Although admittedly taken by Mr. Kuchma's words, some of the businessmen said more still needs to be done. Mr. Bracken emphasized that the discussions with the president were "frank, open and honest," but noted as well that the foreign businessmen were not bashful in telling the Ukrainian president that conditions are still far from the best.

One of the main concerns expressed by some was that the reformers are buckling to pressure and failing to ensure that the changes are properly implemented. Ukraine faces mounting opposition to key reforms as it moves into the most difficult phase of the process with the privatization and reorganization of the energy sector and the effort to make land a commodity in the agricultural sector. Prominent lawmakers and influential businessmen whose private interests are in conflict with the intent of the reforms are offering strong resistance to many of the efforts.

"There is a general feeling that the executive government in Ukraine and the function of implementing policies and reforms is not functioning properly" said FIAC member Andrew Seton, country director for the European Bank for Reconstruction and Development.

"There is too much interference in the private sector, too much regulation.
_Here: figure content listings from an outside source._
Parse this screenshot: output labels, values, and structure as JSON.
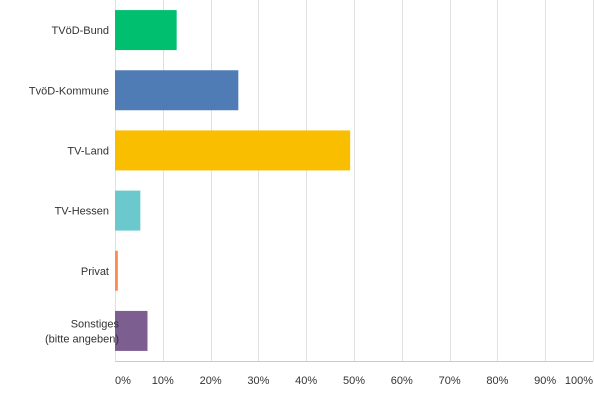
{
  "chart_data": {
    "type": "bar",
    "orientation": "horizontal",
    "title": "",
    "xlabel": "",
    "ylabel": "",
    "categories": [
      [
        "TVöD-Bund"
      ],
      [
        "TvöD-Kommune"
      ],
      [
        "TV-Land"
      ],
      [
        "TV-Hessen"
      ],
      [
        "Privat"
      ],
      [
        "Sonstiges",
        "(bitte angeben)"
      ]
    ],
    "values": [
      12.9,
      25.8,
      49.2,
      5.3,
      0.6,
      6.8
    ],
    "colors": [
      "#00bf6f",
      "#507cb6",
      "#f9be00",
      "#6bc8cd",
      "#ff8b4f",
      "#7d5e90"
    ],
    "xlim": [
      0,
      100
    ],
    "ticks": [
      "0%",
      "10%",
      "20%",
      "30%",
      "40%",
      "50%",
      "60%",
      "70%",
      "80%",
      "90%",
      "100%"
    ],
    "tick_values": [
      0,
      10,
      20,
      30,
      40,
      50,
      60,
      70,
      80,
      90,
      100
    ],
    "grid": true,
    "gridline_color": "#e0e0e0"
  }
}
The tax collectors at the local level do not perform in a way that is consistent with our understanding of the tax regulations in Ukraine or the law in Ukraine," he added.

Mr. Seton was alluding to drastic steps taken by the government in the last two years to increase tax revenues. Determined to find badly needed funds for its coffers in a country whose businessmen have become experts at avoiding astronomically high tax levels, it has released an army of "tax police" who aggressively pursue and often harass businessmen into paying what is owed.

In another criticism, Mr. Temerty of Northland Power said the government often has moved too haphazardly on reforms and needs to concentrate on consistency and steadiness in its current efforts. He gave as an example the electricity sector, in which reforms took place several years ago but were followed by more changes earlier this year, leaving his company uncertain about whether to proceed on a power-generation project for Kyiv, which has been long planned and is ready to go.

"In my own project a major problem that is holding us up is that the government is tinkering with reforms. Until we see that they are done, we can't move forward," said Mr. Temerty. "Ukraine needs a steady hand at the wheel right now."

Mr. Bracken of Cargill said he is satisfied with reforms in the agricultural sector thus far, but called the changes merely the beginning. While admitting that the ideal tax for an investor is no tax, he said the government must develop a tax policy that will not be a burden on them. Without such legislation he said Ukraine would have a difficult time drawing foreign businessmen and their money to the country.

Nonetheless, he explained that he is bullish on Ukraine and believed that it would become "one of the most competitive agricultural providers in the world."